The relatively muted response to the World Health Organization’s declaration that the COVID-19 pandemic was over didn’t come as a big surprise to me. Anyone who works in digital media will tell you that most audiences are no longer interested in hearing anything about COVID-19, even as it continues to spread through our communities. (Despite that, I trust you’ll read the rest of this excellent edition of WebCam.)

But it’s not time to consign the pandemic to the memory books just yet. Now, with a bit of space, we can really start to understand the full impact of a once-in-a-hundred-years event and evaluate how we responded.

For example, a global pandemic was a new challenge for our relatively nascent social media information infrastructure. Suddenly, billions of social media users weren’t just using platforms to connect with friends or watch clips of popular movies split with Subway Surfer footage. Not to be dramatic, but getting out public health messages on social media was literally life or death.

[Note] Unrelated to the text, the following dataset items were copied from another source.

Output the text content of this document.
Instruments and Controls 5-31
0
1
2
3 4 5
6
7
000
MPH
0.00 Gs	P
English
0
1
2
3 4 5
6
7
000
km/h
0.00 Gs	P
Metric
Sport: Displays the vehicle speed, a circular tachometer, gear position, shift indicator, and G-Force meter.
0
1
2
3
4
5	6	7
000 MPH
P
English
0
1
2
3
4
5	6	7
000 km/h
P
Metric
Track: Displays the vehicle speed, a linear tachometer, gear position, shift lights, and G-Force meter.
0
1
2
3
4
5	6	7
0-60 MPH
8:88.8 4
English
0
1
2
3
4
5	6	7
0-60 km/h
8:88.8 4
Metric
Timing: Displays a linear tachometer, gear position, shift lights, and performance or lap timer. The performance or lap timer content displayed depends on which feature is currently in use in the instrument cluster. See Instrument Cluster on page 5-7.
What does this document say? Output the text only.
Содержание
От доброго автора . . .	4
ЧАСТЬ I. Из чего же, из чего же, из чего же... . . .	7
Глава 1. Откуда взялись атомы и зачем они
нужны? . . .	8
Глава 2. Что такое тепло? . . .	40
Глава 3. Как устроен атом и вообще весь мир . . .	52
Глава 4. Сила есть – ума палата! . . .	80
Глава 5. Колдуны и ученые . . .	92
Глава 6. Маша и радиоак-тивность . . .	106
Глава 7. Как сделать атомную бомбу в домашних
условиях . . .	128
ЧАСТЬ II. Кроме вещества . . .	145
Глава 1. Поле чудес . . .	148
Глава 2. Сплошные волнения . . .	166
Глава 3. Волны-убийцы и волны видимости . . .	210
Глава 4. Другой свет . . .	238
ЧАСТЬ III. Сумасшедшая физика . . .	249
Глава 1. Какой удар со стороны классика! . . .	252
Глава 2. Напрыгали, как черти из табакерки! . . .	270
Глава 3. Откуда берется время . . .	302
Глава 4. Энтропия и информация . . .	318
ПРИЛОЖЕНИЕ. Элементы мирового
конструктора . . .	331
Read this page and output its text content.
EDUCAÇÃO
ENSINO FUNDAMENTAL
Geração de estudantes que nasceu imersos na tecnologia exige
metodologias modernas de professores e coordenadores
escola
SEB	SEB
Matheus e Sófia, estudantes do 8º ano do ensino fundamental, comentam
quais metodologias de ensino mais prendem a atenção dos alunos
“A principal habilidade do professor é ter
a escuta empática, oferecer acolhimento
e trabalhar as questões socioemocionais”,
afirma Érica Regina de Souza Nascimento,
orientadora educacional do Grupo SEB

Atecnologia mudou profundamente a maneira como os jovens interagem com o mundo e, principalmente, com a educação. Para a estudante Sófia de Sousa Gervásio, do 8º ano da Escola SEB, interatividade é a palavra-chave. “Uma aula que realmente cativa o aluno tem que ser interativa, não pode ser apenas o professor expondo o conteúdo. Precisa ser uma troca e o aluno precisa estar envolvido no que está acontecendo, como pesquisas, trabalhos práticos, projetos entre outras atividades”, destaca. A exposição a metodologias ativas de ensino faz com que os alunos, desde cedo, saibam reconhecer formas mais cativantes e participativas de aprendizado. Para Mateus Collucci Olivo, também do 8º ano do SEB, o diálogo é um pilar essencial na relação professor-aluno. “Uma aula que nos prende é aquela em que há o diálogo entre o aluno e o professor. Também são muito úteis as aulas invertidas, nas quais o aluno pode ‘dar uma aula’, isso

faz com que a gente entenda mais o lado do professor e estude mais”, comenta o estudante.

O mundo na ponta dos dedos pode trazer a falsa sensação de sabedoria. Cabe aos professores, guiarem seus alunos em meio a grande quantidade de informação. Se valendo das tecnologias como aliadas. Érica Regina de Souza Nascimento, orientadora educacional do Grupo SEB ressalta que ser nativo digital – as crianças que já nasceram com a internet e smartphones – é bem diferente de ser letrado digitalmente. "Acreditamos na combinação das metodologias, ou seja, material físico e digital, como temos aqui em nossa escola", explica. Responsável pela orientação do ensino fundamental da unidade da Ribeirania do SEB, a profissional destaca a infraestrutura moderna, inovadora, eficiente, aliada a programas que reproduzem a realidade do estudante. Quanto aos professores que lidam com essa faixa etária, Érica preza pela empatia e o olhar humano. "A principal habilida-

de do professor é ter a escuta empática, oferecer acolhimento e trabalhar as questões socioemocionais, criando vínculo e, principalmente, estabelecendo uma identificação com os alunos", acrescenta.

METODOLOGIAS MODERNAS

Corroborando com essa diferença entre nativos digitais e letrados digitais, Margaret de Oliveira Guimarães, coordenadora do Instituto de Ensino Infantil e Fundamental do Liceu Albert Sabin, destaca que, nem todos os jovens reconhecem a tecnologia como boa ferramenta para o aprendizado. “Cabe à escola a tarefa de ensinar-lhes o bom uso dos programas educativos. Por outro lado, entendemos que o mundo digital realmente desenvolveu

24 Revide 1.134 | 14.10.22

So, how did we go? A new piece of research that came out of Sydney University’s Health Literacy Lab has begun to answer this. The paper’s authors looked at how Australian state and territory health departments used Facebook, Instagram and TikTok to reach young Australians during the Delta outbreak in 2021. They evaluated everything from the platform used, whether a social media post included images or video, and even breaking down whether they used so-called “social media techniques” like humour, memes or featuring celebrities and influencers. Using engagement as a rough proxy for interest and reach, they measured what kinds of posts popped off and what flopped.